Jean-Jacques Lepitre


Quatre jours après l'événement, les débuts de l'enquête semblent s'orienter vers l'hypothèse d'un passage à l'acte du copilote. Passage à l'acte probablement psychotique à connotation paranoïaque. On a appris qu'il avait interrompu de longs mois sa formation de pilote pour "dépression" il y a quelques années, qu'il avait des consultations régulières probablement psychiatriques, qu'il suivait un traitement, et qu'il était le jour du crash en arrêt de travail pour raison médicale, ce qu'il a caché à son employeur, montrant par là qu'il voulait voler à tout prix. L'hypothèse du "suicide altruiste" a été avancée. Elle est cependant moins convaincante. Dans ce cas la personne suicidaire entraine avec elle dans la mort des proches, des gens aimés pour les protèger du malheur, qui lui apparaît plus terrible que la mort, et qui la pousse elle même au suicide. Ici, les passagers, les autres membres d'équipage lui étaient inconnus. La rectitude de la descente, la respiration régulière, l'absence de communication, d'expression ou de revendication laissent à penser à une détermination froide, une volonté de destruction, de soi, des autres. La déclaration révélée par une ancienne amie à qui il a déclaré qu'un jour on parlerait de lui pourrait aussi aller dans ce sens...

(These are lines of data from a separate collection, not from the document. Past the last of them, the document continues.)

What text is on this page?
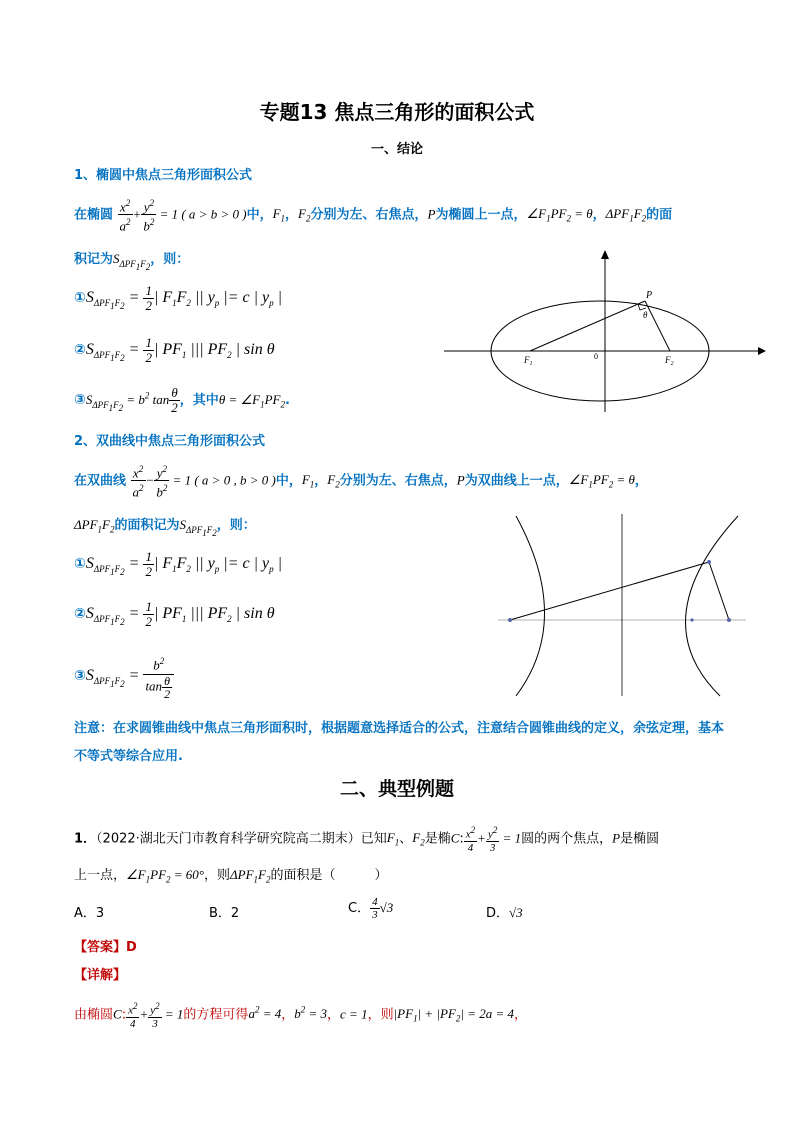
专题13 焦点三角形的面积公式
一、结论
1、椭圆中焦点三角形面积公式
在椭圆 $\frac{x^2}{a^2} + \frac{y^2}{b^2} = 1$ ( a > b > 0 )中，$F_1$，$F_2$分别为左、右焦点，P为椭圆上一点，$\angle F_1PF_2 = \theta$，$\Delta PF_1F_2$的面
积记为$S_{\Delta PF_1F_2}$，则：
$①S_{\Delta PF_1F_2} = \frac{1}{2}$ | $F_1F_2$ || $y_p$ |= c | $y_p$ |
$②S_{\Delta PF_1F_2} = \frac{1}{2}$ | $PF_1$ ||| $PF_2$ | sin θ
$③S_{\Delta PF_1F_2} = b^2$ $\tan \frac{\theta}{2}$ ，其中$\theta = \angle F_1PF_2$.
P
θ
$F_1$	$F_2$
0
2、双曲线中焦点三角形面积公式
在双曲线 $\frac{x^2}{a^2} - \frac{y^2}{b^2} = 1$ ( a > 0 , b > 0 )中，$F_1$，$F_2$分别为左、右焦点，P为双曲线上一点，$\angle F_1PF_2 = \theta$，
$\Delta PF_1F_2$的面积记为$S_{\Delta PF_1F_2}$，则：
$①S_{\Delta PF_1F_2} = \frac{1}{2}$ | $F_1F_2$ || $y_p$ |= c | $y_p$ |
$②S_{\Delta PF_1F_2} = \frac{1}{2}$ | $PF_1$ ||| $PF_2$ | sin θ
$③S_{\Delta PF_1F_2} = \frac{b^2}{\tan \frac{\theta}{2}}$
注意：在求圆锥曲线中焦点三角形面积时，根据题意选择适合的公式，注意结合圆锥曲线的定义，余弦定理，基本不等式等综合应用.
二、典型例题
1．（2022·湖北天门市教育科学研究院高二期末）已知$F_1$、$F_2$是椭C: $\frac{x^2}{4} + \frac{y^2}{3} = 1$圆的两个焦点，P是椭圆
上一点，$\angle F_1PF_2 = 60^\circ$，则$\Delta PF_1F_2$的面积是（　　　）
A．3	B．2	C． $\frac{4}{3} √3$	D．√3
【答案】D
【详解】
由椭圆C: $\frac{x^2}{4} + \frac{y^2}{3} = 1$的方程可得$a^2 = 4$，$b^2 = 3$，c = 1，则$|PF_1| + |PF_2| = 2a = 4$，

Si cet événement nous interpelle c'est qu'à nouveau il nous interroge sur la psychiatrie actuelle, ses modes de diagnostic et de suivi des patients. On sait que de nos jours le diagnostic psychiatrique ne résulte pas tant d'un entretien clinique approfondi comme il se pratiquait en psychiatrie classique où le praticien explorait chaque aspect subjectif du patient et où chaque signe pathologique éventuel était mis en relation avec la personnalité totale du sujet et avec les autres signes pathologiques, même minimes, afin que puisse s'en dessiner une configuration particulière et significative. Aujourd'hui, le diagnostic peut résulter dans certaines pratiques de la seule évaluation de la présence de signes dont le nombre détermine la significativité, sans forcèment que ces signes soient rapportés à l'ensemble de la subjectivité du patient. Il en découle que pour un patient dont l'évaluation n'aboutira pas au nombre significatif de signes d'une pathologie avérée mais présentant malgré tout des troubles, il sera fait alors un diagnostic vague, ressortissant d'une catégorie en quelque sorte générique. La dépression en fait partie.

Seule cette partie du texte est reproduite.